Зингер был гениален.

Распознать это было непросто, но при определенных обстоятельствах он демонстрировал энциклопедическую образованность в области литературы, точнее, русской поэзии Серебряного века и последующих нескольких десятилетий. Но не в этом проявлялась его гениальность: много запоминать всякой информации — обычное свойство заурядного идиота. Зингер же не просто много знал и помнил, он — интерпретировал! Он не так, как мы с вами, воспринимал поэзию, да что там — весь окружающий мир он не так воспринимал.

И мог свое восприятие выразить в словах, — что бывает, вообще говоря, крайне редко.

Ни на какие обращения со стороны прохожих Зингер не реагировал, он шел, как ему казалось, "по своим делам", пребывая в состоянии полной самососредоточенности. Если бы вы к нему обратились, даже если бы вы попытались схватить его за руку, он никак бы вам не ответил. Прошел бы мимо, и все.

Исключений из этого правила было немного, но все-таки нескольких человек он узнавал и допускал возможность общения. Своеобразного, впрочем, но на иное Зингер просто не был способен.

Я принадлежал к числу счастливцев, которых Зингер иногда удостаивал беседы.

Попробую вспомнить кое-что, иначе, боюсь, это явление — Зингер — исчезнет с палитры мировой истории, а его мысли в лучшем случае всплывут под чужими именами, да и то в исковерканном виде.

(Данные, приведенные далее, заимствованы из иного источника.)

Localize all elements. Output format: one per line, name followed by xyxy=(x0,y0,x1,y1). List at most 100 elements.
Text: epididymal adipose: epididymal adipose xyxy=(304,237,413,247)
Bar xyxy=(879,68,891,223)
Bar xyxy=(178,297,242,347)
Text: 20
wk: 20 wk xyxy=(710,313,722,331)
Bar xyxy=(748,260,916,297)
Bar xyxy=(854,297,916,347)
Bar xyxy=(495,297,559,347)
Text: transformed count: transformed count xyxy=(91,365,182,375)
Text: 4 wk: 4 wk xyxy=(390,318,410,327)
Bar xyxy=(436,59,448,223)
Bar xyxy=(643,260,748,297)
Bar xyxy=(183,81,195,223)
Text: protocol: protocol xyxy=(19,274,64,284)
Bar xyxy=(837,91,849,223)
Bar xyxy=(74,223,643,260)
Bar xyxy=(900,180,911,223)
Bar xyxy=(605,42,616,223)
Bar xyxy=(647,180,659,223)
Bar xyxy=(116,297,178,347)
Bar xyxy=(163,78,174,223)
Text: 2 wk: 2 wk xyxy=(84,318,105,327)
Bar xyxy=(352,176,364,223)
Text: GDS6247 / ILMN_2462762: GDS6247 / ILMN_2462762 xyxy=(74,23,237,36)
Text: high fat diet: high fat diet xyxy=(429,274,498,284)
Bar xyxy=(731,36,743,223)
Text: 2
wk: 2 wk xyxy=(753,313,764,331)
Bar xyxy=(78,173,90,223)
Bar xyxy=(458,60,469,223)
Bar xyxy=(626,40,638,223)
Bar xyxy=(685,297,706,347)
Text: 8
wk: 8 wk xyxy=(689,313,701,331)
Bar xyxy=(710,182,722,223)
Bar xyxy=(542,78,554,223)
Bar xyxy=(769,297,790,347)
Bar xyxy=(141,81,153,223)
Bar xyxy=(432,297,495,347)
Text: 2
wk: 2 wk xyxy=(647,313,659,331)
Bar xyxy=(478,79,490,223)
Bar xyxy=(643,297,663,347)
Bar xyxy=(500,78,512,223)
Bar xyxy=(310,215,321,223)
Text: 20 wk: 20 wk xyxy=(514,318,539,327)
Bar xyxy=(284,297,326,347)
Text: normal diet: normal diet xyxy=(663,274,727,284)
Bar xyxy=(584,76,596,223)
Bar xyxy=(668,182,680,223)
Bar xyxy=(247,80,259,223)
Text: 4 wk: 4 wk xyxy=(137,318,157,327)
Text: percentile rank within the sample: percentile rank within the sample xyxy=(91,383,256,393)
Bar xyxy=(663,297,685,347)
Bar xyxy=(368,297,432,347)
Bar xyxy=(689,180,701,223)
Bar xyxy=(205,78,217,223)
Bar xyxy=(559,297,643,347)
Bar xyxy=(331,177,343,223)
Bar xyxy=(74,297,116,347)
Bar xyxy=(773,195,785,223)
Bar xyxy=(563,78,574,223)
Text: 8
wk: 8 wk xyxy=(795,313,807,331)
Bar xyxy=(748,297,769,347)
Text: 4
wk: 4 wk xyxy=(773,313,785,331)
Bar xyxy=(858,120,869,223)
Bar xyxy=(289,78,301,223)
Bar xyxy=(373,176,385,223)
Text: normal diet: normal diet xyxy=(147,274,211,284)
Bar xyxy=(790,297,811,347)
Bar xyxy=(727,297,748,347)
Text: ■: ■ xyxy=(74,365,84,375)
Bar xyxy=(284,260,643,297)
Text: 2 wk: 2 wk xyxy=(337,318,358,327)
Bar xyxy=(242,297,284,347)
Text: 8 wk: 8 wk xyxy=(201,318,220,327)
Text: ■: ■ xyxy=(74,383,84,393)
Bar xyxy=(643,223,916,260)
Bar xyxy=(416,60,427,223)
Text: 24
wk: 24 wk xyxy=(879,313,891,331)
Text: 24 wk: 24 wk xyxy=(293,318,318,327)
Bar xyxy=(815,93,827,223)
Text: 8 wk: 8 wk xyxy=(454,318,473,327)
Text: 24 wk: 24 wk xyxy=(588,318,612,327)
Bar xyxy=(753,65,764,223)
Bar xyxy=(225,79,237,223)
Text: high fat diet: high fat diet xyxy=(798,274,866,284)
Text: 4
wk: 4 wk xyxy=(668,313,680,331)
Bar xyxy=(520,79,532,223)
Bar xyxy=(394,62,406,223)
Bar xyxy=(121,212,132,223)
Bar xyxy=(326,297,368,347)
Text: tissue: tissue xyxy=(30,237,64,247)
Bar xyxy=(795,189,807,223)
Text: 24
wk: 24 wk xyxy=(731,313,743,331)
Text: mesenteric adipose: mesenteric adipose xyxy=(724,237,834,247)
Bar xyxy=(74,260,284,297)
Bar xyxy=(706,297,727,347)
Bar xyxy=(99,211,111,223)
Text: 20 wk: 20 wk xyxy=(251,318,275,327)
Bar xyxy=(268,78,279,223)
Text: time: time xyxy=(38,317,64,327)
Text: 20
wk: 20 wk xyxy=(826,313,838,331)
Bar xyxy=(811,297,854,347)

Я тоже не смогу передать во всей полноте своеобразие его суждений, тем более не смогу изложить особенности его образной системы, я лишь попробую донести до вас смутное отражение образа этого замечательного человека.

Вместо ответа на приветствие Зингер мог, устремив свой безумно-болезненный взгляд в никуда, начать неожиданно бормотать стихи, например эдакие:

Большевик полюбил меньшевичку,

Его на постое жиличку,

Но был с ней груб!

Она же дала ему кличку,

Под стокот колес перекличку,

Ты — большедуб!

Он ее не утопил в Днестре,

Не отдал друзьям в Эн-ке-ве-де,

Он ее сам прибил!

Не нашли ее потом нигде,

Труп сгорел в чарующем костре,

А он и позабыл.

На вопрос: "Чье это?", он никогда не отвечал, и только от природы презрительный изгиб его губ становился еще более выразительным. В авторстве вполне можно было заподозрить и его самого, но в подобном случае не авторство было важно.

Рифмоидный бред, подобный вышеприведенному, нам тогда казался крамольно-опасной поэзией пострашнее пресловутого "кремлевского горца" — поясню, что речь идет о шестидесятых годах двадцатого века, — поэтому мы, собеседники Зингера, казались самим себе ниспровергателями режима, заговорщиками-диссидентами.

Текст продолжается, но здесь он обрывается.